Cebollita C-- Language Specification

C-- is a restricted subset of C. The language is similar to C, although it has a weaker type system (if that can be possible), and a restricted set of built-in types, operators, control constructs. Its goal is to be simple enough that a student can understand/modify the compiler, while illustrating the mapping of high level language features to assembly language. It should, however, also be expressive enough to write reasonably interesting benchmark programs.

Below are the major features/bugs/differences from C:

Comments

Only // single line comments are accepted. Currently no quoted strings are allowed in comments (BUG).

Control Constructs

Only if and while are supported. The body clauses must be surrounded by curly braces, even if there is one statement. The following is not legal:
if (x == 10)          // syntax error!
  y = x;

while (x != 0)        // syntax error!
  x = x - 1; 
The above would need to be rewritten as:
if (x == 10) {
  y = x;
}

while (x != 0) {
  x = x - 1; 
}
Note that the commonly used dangling form of if-statement is illegal in C-- syntax:
if (foo) {
  // do one thing
}
else if (bar) {
  // do another thing
}
else {
  // do yet another thing
}

Datatypes

The only supported types are: char, int, char*, int*, arrays of chars, and arrays of ints. Typedefs and composite types (structures) are not allowed.

Global variables

Are supported. A variable that is defined (globally) in another file, must be declared extern in a file that wishes to reference it (as in regular C programs). Initializers are limited to literal data of the allowed types (just ints and strings, see below). Intializers may not be arbitrary expressions -- just literal data! Here are some examples:
int i = -10;              // initialize i to -10
int j = 0x1234abcd;       // initialize j to 0x1234abcd
char newline = 10;        // a single character
char* msg = "hello";      // an initialized message
int* foobar = 24;         // a pointer to address 24
char buffer[20];          // a buffer of 20 chars...
int myInts[10];           // an array of 10 ints
extern int* intArray;     // an array defined elsewhere
extern char gCH;          // a character defined elsewhere

Literal Data

Only integers and strings may be expressed as literal data in C--. Integers may be signed decimal or hexidecimal (eg. 0x0000FFA1).
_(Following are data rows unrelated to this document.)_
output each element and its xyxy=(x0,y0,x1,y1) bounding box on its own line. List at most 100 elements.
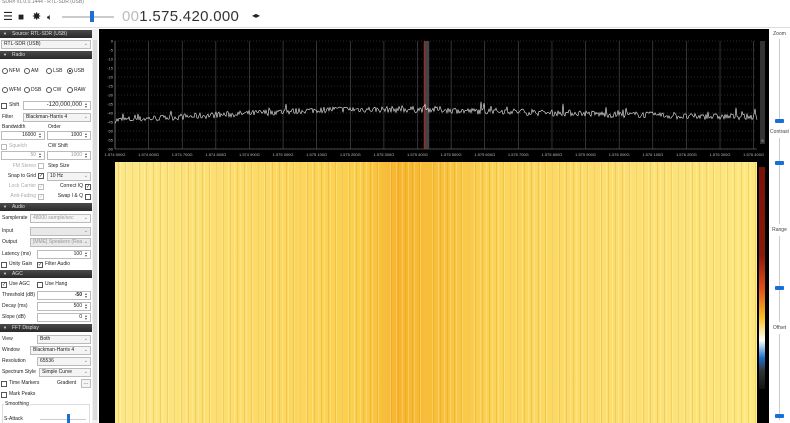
y-tick-label: -5 xyxy=(109,48,113,53)
s-attack-slider[interactable] xyxy=(40,419,86,420)
fft-header[interactable]: ▼ FFT Display xyxy=(0,324,92,332)
radio-am[interactable] xyxy=(24,68,30,74)
smoothing-label: Smoothing xyxy=(4,400,30,408)
contrast-slider-thumb[interactable] xyxy=(775,161,784,165)
threshold-value: -50 xyxy=(74,292,82,298)
order-input[interactable]: 1000 xyxy=(47,131,91,140)
audio-header[interactable]: ▼ Audio xyxy=(0,203,92,211)
offset-slider-thumb[interactable] xyxy=(775,414,784,418)
chevron-down-icon: ⌄ xyxy=(83,41,88,47)
frequency-display[interactable]: 001.575.420.000 xyxy=(122,9,239,24)
offset-slider[interactable] xyxy=(779,334,780,420)
s-attack-slider-thumb[interactable] xyxy=(67,414,70,423)
mark-peaks-checkbox[interactable] xyxy=(1,392,7,398)
gradient-label: Gradient xyxy=(57,380,77,386)
spinner-icon[interactable] xyxy=(84,292,89,299)
volume-slider[interactable] xyxy=(62,16,114,18)
radio-dsb[interactable] xyxy=(24,87,30,93)
swap-iq-checkbox[interactable] xyxy=(85,194,91,200)
latency-input[interactable]: 100 xyxy=(37,250,91,259)
radio-cw[interactable] xyxy=(46,87,52,93)
fm-stereo-checkbox[interactable] xyxy=(38,163,44,169)
volume-slider-thumb[interactable] xyxy=(90,11,94,22)
view-select[interactable]: Both ⌄ xyxy=(37,335,91,344)
filter-audio-checkbox[interactable]: ✓ xyxy=(37,262,43,268)
smoothing-group xyxy=(2,404,90,423)
lock-carrier-label: Lock Carrier xyxy=(8,183,36,189)
fm-stereo-label: FM Stereo xyxy=(12,163,36,169)
radio-usb-label: USB xyxy=(74,68,85,74)
unity-gain-checkbox[interactable] xyxy=(1,262,7,268)
correct-iq-checkbox[interactable]: ✓ xyxy=(85,184,91,190)
decay-input[interactable]: 500 xyxy=(37,302,91,311)
input-select[interactable]: ⌄ xyxy=(30,227,91,236)
view-label: View xyxy=(2,336,13,342)
filter-select[interactable]: Blackman-Harris 4 ⌄ xyxy=(23,113,91,122)
radio-nfm[interactable] xyxy=(2,68,8,74)
step-size-select[interactable]: 10 Hz ⌄ xyxy=(47,172,91,181)
agc-header[interactable]: ▼ AGC xyxy=(0,270,92,278)
spinner-icon[interactable] xyxy=(38,132,43,139)
waterfall[interactable] xyxy=(99,161,769,423)
radio-lsb[interactable] xyxy=(46,68,52,74)
frequency-leading-zeros: 00 xyxy=(122,8,140,25)
view-value: Both xyxy=(40,336,51,342)
spinner-icon[interactable] xyxy=(84,314,89,321)
lock-carrier-checkbox[interactable]: ✓ xyxy=(38,184,44,190)
collapse-icon: ▼ xyxy=(3,52,7,57)
squelch-input[interactable]: 50 xyxy=(1,151,45,160)
gradient-button[interactable]: ... xyxy=(81,379,91,388)
squelch-checkbox[interactable] xyxy=(1,144,7,150)
anti-fading-checkbox[interactable]: ✓ xyxy=(38,194,44,200)
bandwidth-input[interactable]: 16000 xyxy=(1,131,45,140)
hamburger-icon[interactable]: ☰ xyxy=(3,11,13,23)
speaker-icon[interactable]: 🔈︎ xyxy=(47,12,53,22)
slope-input[interactable]: 0 xyxy=(37,313,91,322)
range-slider[interactable] xyxy=(779,236,780,322)
spectrum-analyzer[interactable]: 0 -5 -10 -15 -20 -25 -30 -35 -40 -45 -50 -55 -60 1.57… xyxy=(99,29,769,161)
decay-value: 500 xyxy=(73,303,82,309)
y-tick-label: -35 xyxy=(107,102,114,107)
window-select[interactable]: Blackman-Harris 4 ⌄ xyxy=(30,346,91,355)
spinner-icon[interactable] xyxy=(38,152,43,159)
waterfall-image[interactable] xyxy=(115,162,757,423)
radio-raw[interactable] xyxy=(67,87,73,93)
radio-lsb-label: LSB xyxy=(53,68,63,74)
zoom-slider[interactable] xyxy=(779,39,780,123)
spectrum-plot[interactable]: 0-5-10-15-20-25-30-35-40-45-50-55-601.57… xyxy=(99,29,769,161)
radio-header[interactable]: ▼ Radio xyxy=(0,51,92,59)
radio-wfm[interactable] xyxy=(2,87,8,93)
spinner-icon[interactable] xyxy=(84,102,89,109)
output-select[interactable]: [MME] Speakers (Rea ⌄ xyxy=(30,238,91,247)
gear-icon[interactable]: ✸ xyxy=(32,11,42,23)
cw-shift-input[interactable]: 1000 xyxy=(47,151,91,160)
spinner-icon[interactable] xyxy=(84,251,89,258)
threshold-input[interactable]: -50 xyxy=(37,291,91,300)
x-tick-label: 1.576 400G xyxy=(743,152,764,157)
use-hang-checkbox[interactable] xyxy=(37,282,43,288)
spinner-icon[interactable] xyxy=(84,152,89,159)
use-agc-checkbox[interactable]: ✓ xyxy=(1,282,7,288)
shift-input[interactable]: -120,000,000 xyxy=(23,101,91,110)
range-slider-thumb[interactable] xyxy=(775,286,784,290)
tune-arrows-icon[interactable]: ◂▸ xyxy=(252,11,261,20)
contrast-slider[interactable] xyxy=(779,138,780,224)
samplerate-select[interactable]: 48000 sample/sec ⌄ xyxy=(30,214,91,223)
snap-to-grid-checkbox[interactable]: ✓ xyxy=(38,173,44,179)
resolution-select[interactable]: 65536 ⌄ xyxy=(37,357,91,366)
y-tick-label: -15 xyxy=(107,66,114,71)
spectrum-style-select[interactable]: Simple Curve ⌄ xyxy=(39,368,91,377)
radio-usb[interactable] xyxy=(67,68,73,74)
spinner-icon[interactable] xyxy=(84,132,89,139)
spinner-icon[interactable] xyxy=(84,303,89,310)
shift-checkbox[interactable] xyxy=(1,103,7,109)
source-header[interactable]: ▼ Source: RTL-SDR (USB) xyxy=(0,30,92,38)
stop-icon[interactable]: ■ xyxy=(18,12,25,23)
chevron-down-icon: ⌄ xyxy=(83,336,88,342)
zoom-label: Zoom xyxy=(773,31,786,37)
time-markers-checkbox[interactable] xyxy=(1,381,7,387)
zoom-slider-thumb[interactable] xyxy=(775,119,784,123)
radio-cw-label: CW xyxy=(53,87,62,93)
left-panel-scrollbar-thumb[interactable] xyxy=(93,40,97,420)
source-device-select[interactable]: RTL-SDR (USB) ⌄ xyxy=(1,40,91,49)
Strings are (as in C) text surrounded by double quotes ("foobar"). \n, \t, \0 are the only valid escape characters in strings. Strings are allocated globally, and are of type char*.
main() {
  char* msg = "hello there\n";
  printString(msg);
  printInt(strlen(msg));
}

Functions

All functions are assumed to return values of type int. Function definitions do not require a return type. In fact, if one is given, it will be ignored. Actual parameters are not type checked against formal parameters.

Function calls are not type checked -- that is, the number and types of arguments do not need to match the number and type of parameters. For this reason, while external functions are allowed, they do not (should not) need to be declared as extern. This lack of inter-module checking obviates the need for header files. Cebollita neither requires nor supports them.

To return a value from a function, the reserved word return should be used.

Operators

The following operators are supported: +, -, *, /, %, <<, >>, |, &, ^, ==, !=, >=, <=, >, <, [] (array reference).

NO OTHER OPERATORS (eg. ++, --, ^, &, |, etc) are supported.

Reserved words

The following words are reserved: if, else, while, return, extern.

A Simple Program

fact(int n) {
  int result = 1;
  while (n != 0) {
    result = result * n;
    n = n - 1;
  }  
  return result;
}

main() {
  int n = 9;
  int result = fact(n);
  printString("The factorial is: ");
  printInt(result);
}
The above program would need to be linked against a library that provides the I/O functions printString and printInt.